Вот нисколько не подходящее.
– Я нашла дневник Роша, – произнесла я.
– Не надо, Кэти.
– Что не надо?
– Не пытайся разгадать это место, – взмолился он, – добром это не закончится.
– Но не могу же я ничего не делать, Лаон.
– Не хочу, чтобы ты пострадала.
Боль, написанная на его лице, не оставила у меня ни малейшего желания настаивать. Я уступила, сняла с полки Библию и положила ее между нами. Ширина книги – вот расстояние, которое я предлагала ему в этом перемирии. Грань, которую я не стала бы переступать.
Когда я открыла Библию, от запахов плесени и моли запершило в горле. Глаза заслезились, и я провела по ним ладонью. Их всего лишь щипало от пыли. Не более.
Взгляд скользнул по странице, и я прочитала первое, на чем он остановился:
– «И взяла Фамарь лепешки, которые приготовила, и принесла их своему брату Амнону в его спальню. Но когда она поднесла их к нему, чтобы он поел, он схватил ее и сказал: Сестра, иди ложись со мной!..»
[42]
– Тебе бы лучше прочесть что-нибудь другое, – сказал Лаон. – Мне хочется послушать твой голос, но пусть это будет другая глава. Пожалуйста.
– А что бы ты предпочел? – Я полистала старенький том со слипавшимися страницами. – Тебе всегда нравилась молитва Агари.
Лаон кивнул, и я прочла о том, как ангел велел Агари повернуть назад и возвратиться к Аврааму и Сарре, и о том, как она взывала в пустыне к Богу, называя Его «видящий меня».
– «Господу, Который говорил с ней, она дала имя: «Бог, видящий меня», – потому что она сказала: – Сейчас я видела Того, Кто видит меня»
[43].
Мы обсуждали этот отрывок через понимание божественного провидения и различных способов, которыми Взор Божий скрепляет вселенную и наблюдает за всем сущим.

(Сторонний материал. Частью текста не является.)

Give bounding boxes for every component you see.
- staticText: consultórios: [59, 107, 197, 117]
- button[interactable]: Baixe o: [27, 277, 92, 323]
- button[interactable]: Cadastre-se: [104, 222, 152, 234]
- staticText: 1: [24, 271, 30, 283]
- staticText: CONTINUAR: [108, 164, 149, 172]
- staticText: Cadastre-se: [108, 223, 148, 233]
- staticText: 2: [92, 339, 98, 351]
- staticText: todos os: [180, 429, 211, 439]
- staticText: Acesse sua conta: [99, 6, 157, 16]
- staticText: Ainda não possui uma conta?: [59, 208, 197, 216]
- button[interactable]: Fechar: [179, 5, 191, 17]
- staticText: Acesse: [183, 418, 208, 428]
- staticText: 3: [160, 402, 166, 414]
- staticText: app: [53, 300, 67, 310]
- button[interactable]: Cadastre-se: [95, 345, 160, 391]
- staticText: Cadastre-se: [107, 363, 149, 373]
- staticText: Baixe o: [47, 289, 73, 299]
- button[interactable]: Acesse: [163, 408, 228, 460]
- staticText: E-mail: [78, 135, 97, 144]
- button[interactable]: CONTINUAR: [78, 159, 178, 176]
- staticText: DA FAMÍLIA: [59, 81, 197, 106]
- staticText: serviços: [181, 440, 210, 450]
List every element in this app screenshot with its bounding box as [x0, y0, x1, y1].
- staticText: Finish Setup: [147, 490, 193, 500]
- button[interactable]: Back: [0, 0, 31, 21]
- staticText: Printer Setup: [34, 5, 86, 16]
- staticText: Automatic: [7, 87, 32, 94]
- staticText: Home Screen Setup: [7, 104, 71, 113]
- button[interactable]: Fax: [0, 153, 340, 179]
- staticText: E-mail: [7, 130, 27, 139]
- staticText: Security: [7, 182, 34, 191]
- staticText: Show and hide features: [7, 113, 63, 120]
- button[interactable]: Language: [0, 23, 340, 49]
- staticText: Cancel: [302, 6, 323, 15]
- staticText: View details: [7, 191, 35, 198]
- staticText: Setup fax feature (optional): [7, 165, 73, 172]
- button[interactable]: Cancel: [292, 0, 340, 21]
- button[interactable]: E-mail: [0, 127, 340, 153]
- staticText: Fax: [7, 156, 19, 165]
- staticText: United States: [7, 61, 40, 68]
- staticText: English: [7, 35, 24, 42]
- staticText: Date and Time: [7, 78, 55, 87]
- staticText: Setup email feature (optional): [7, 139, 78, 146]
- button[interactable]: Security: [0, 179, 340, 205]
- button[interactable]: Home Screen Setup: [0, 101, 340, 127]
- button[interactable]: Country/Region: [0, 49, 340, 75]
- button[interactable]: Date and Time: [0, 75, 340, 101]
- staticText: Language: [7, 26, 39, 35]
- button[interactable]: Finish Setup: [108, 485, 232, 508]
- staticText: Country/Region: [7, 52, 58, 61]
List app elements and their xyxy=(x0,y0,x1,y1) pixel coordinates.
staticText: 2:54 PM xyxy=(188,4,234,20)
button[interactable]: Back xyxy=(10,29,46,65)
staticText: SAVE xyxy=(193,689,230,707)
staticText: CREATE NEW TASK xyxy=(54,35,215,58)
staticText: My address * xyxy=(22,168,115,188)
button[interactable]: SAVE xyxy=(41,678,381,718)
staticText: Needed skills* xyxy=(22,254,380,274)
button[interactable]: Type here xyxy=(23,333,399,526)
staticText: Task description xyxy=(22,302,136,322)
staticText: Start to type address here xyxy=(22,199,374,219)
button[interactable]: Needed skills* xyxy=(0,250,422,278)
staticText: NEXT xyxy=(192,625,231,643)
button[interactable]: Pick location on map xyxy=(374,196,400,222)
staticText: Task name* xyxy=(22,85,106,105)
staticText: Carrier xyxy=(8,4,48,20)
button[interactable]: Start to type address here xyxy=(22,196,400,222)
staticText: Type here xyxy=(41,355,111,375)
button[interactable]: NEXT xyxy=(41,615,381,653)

Я позволила снова воцариться покою. В нашем с братом молчаливом перемирии была какая-то сладость, напоминавшая о прежних временах, хотя и речи, которые мы тогда писали, и доводы, которые приводили, не имели особого значения. Однако каким бы серьезным ни было теперешнее положение, оно не смогло помешать легкомысленным богословским рассуждениям.
– Я думал, у нас серьезный разговор, – сказал Лаон, и уголки его рта задрожали, грозя изогнуться в улыбке. – Нельзя же просто указать, что «взирать» рифмуется с «сиять» и назвать это доказательством.
– Это был риторический прием! – запротестовала я. – А Бытие начинается именно с сотворения Света. Без него взирать невозможно.
– Нет, по этой логике Бог в темноте слеп.
– Но тьма до сотворения мира – это не обычная тьма. И я цитирую твои слова о том, что Бог слеп к будущему.
– Ну нельзя же ссылаться на меня, чтобы меня же и опровергнуть. Мы определенно это уже установили, – рассмеявшись, Лаон повернул к себе Библию и принялся листать, отыскивая какую-нибудь превосходную цитату. – Дальше читаю я.